Klebsiella Pneumoniae - Resistant Strains

Resistant Strains

Infection with carbapenem-resistant Enterobacteriaceae (CRE) or carbapenemase-producing Enterobacteriaceae is emerging as an important challenge in health-care settings. One of many carbapenem-resistant Enterobacteriaceae (CRE) is Carbapenem-Resistant Klebsiella pneumoniae (CRKP). Over the past 10 years, a progressive increase in CRKP has been seen worldwide; however, this new emerging nosocomial pathogen is probably best known for an outbreak in Israel that began around 2006 within the healthcare system there. In the USA, it was first described in North Carolina in 1996; since then CRKP has been identified in 41 states; and is recovered routinely in certain hospitals in New York and New Jersey. It is now the most common CRE species encountered within the United States.

CRKP is resistant to almost all available antimicrobial agents, and infections with CRKP have caused high rates of morbidity and mortality, particularly among persons with prolonged hospitalization and those who are critically ill and exposed to invasive devices (e.g., ventilators or central venous catheters). The concern is that carbapenem is often used as a drug of last resort when battling resistant bacterial strains. The worry is that new slight mutations could result in infections for which there is very little, if anything, healthcare professionals can do to treat patients with resistant organisms.

There are a number of mechanisms of Carbapenem Resistance in Enterobacteriaceae. These include (1) Hyperproduction of ampC beta-lactamase with an outer membrane porin mutation (2) CTX-M extended-spectrum beta-lactamase with a porin mutation or drug efflux, and (3) Carbapenemase production. When bacteria such as Klebsiella pneumoniae produce an enzyme known as a carbapenemase, they are referred to as carbapenem-resistant Klebsiella pneumoniae (CRKP).

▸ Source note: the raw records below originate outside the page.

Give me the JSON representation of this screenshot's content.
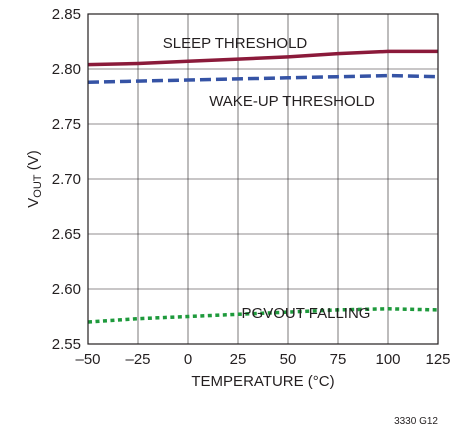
{
  "chart_data": {
    "type": "line",
    "xlabel": "TEMPERATURE (°C)",
    "ylabel_main": "V",
    "ylabel_sub": "OUT",
    "ylabel_unit": " (V)",
    "figure_id": "3330 G12",
    "xlim": [
      -50,
      125
    ],
    "ylim": [
      2.55,
      2.85
    ],
    "x_ticks": [
      -50,
      -25,
      0,
      25,
      50,
      75,
      100,
      125
    ],
    "x_tick_labels": [
      "–50",
      "–25",
      "0",
      "25",
      "50",
      "75",
      "100",
      "125"
    ],
    "y_ticks": [
      2.55,
      2.6,
      2.65,
      2.7,
      2.75,
      2.8,
      2.85
    ],
    "y_tick_labels": [
      "2.55",
      "2.60",
      "2.65",
      "2.70",
      "2.75",
      "2.80",
      "2.85"
    ],
    "grid": true,
    "series": [
      {
        "name": "SLEEP THRESHOLD",
        "color": "#8b1a3a",
        "style": "solid",
        "x": [
          -50,
          -25,
          0,
          25,
          50,
          75,
          100,
          125
        ],
        "values": [
          2.804,
          2.805,
          2.807,
          2.809,
          2.811,
          2.814,
          2.816,
          2.816
        ]
      },
      {
        "name": "WAKE-UP THRESHOLD",
        "color": "#3553a5",
        "style": "dashed",
        "x": [
          -50,
          -25,
          0,
          25,
          50,
          75,
          100,
          125
        ],
        "values": [
          2.788,
          2.789,
          2.79,
          2.791,
          2.792,
          2.793,
          2.794,
          2.793
        ]
      },
      {
        "name": "PGVOUT FALLING",
        "color": "#1e9a3c",
        "style": "dotted",
        "x": [
          -50,
          -25,
          0,
          25,
          50,
          75,
          100,
          125
        ],
        "values": [
          2.57,
          2.573,
          2.575,
          2.577,
          2.579,
          2.581,
          2.582,
          2.581
        ]
      }
    ]
  }
}
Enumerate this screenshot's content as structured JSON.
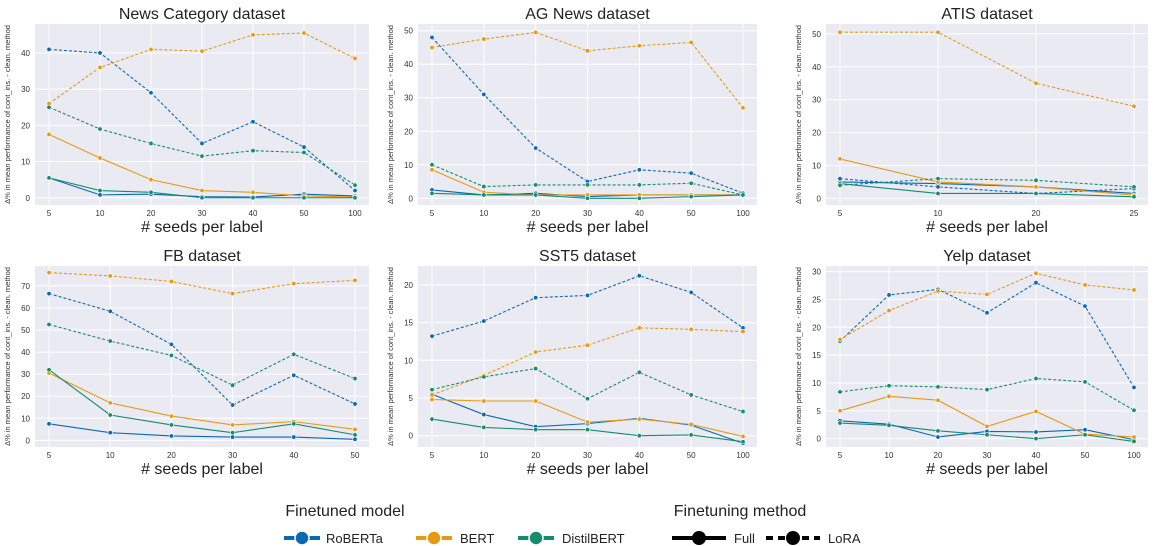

Put another way, the most important mechanism of resistance by CRKP is the production of a carbapenemase enzyme, blakpc. The gene that encodes the blakpc enzyme is carried on a mobile piece of genetic material (a transposon; the specific transposon involved is called Tn4401), which increases the risk for dissemination. CRE can be difficult to detect because some strains that harbor blakpc have minimal inhibitory concentrations (MICs) that are elevated but still within the susceptible range for carbapenems. Because these strains are susceptible to carbapenems, they are not identified as potential clinical or infection control risks using standard susceptibility testing guidelines. Patients with unrecognized CRKP colonization have been reservoirs for transmission during nosocomial outbreaks.

The extent and prevalence of CRKP within the environment is currently unknown. The mortality rate is also unknown but is suspected to be within a range of 12.5% to as high as 44%. The likelihood of an epidemic or pandemic in the future remains uncertain.

The Centers for Disease Control and Prevention (CDC) released guidance for aggressive infection control to combat CRKP.

Place all patients colonized or infected with CRE or carbapenemase-producing Enterobacteriaceae on contact precautions. Acute care facilities are to establish a protocol, in conjunction with the guidelines of the Clinical and Laboratory Standards Institute (CLSI), to detect nonsusceptibility and carbapenemase production in Enterobacteriaceae, particularly Klebsiella spp. and Escherichia coli, and immediately alert epidemiology and infection control staff members if identified. All acute care facilities are to review microbiology records for the preceding 6--12 months to ensure that there have not been previously unrecognized CRE cases. If they do identify previously unrecognized cases, a point prevalence survey (a single round of active surveillance cultures) in units with patients at high risk (e.g., intensive care units, units where previous cases have been identified, and units where many patients are exposed to broad-spectrum antimicrobials) is needed to identify any additional patients colonized with carbapenem-resistant or carbapenemase-producing Klebsiella spp. and E. coli. When a case of hospital-associated CRE is identified, facilities should conduct a round of active surveillance testing of patients with epidemiologic links to the CRE case (e.g., those patients in the same unit or patients who have been cared for by the same health-care personnel).

The reasons that the CDC is only recommending the detection of carbapenem resistance or carbapenemase production for Klebsiella spp. and E. coli are 1) this facilitates performing the test in the microbiology laboratory without the use of molecular methods and 2) these organisms represent the majority of CRE encountered in the United States.

Effective sterilization and decontamination procedures are important to keep the infection rate of this antibiotic resistant strain, CRKP as low as possible.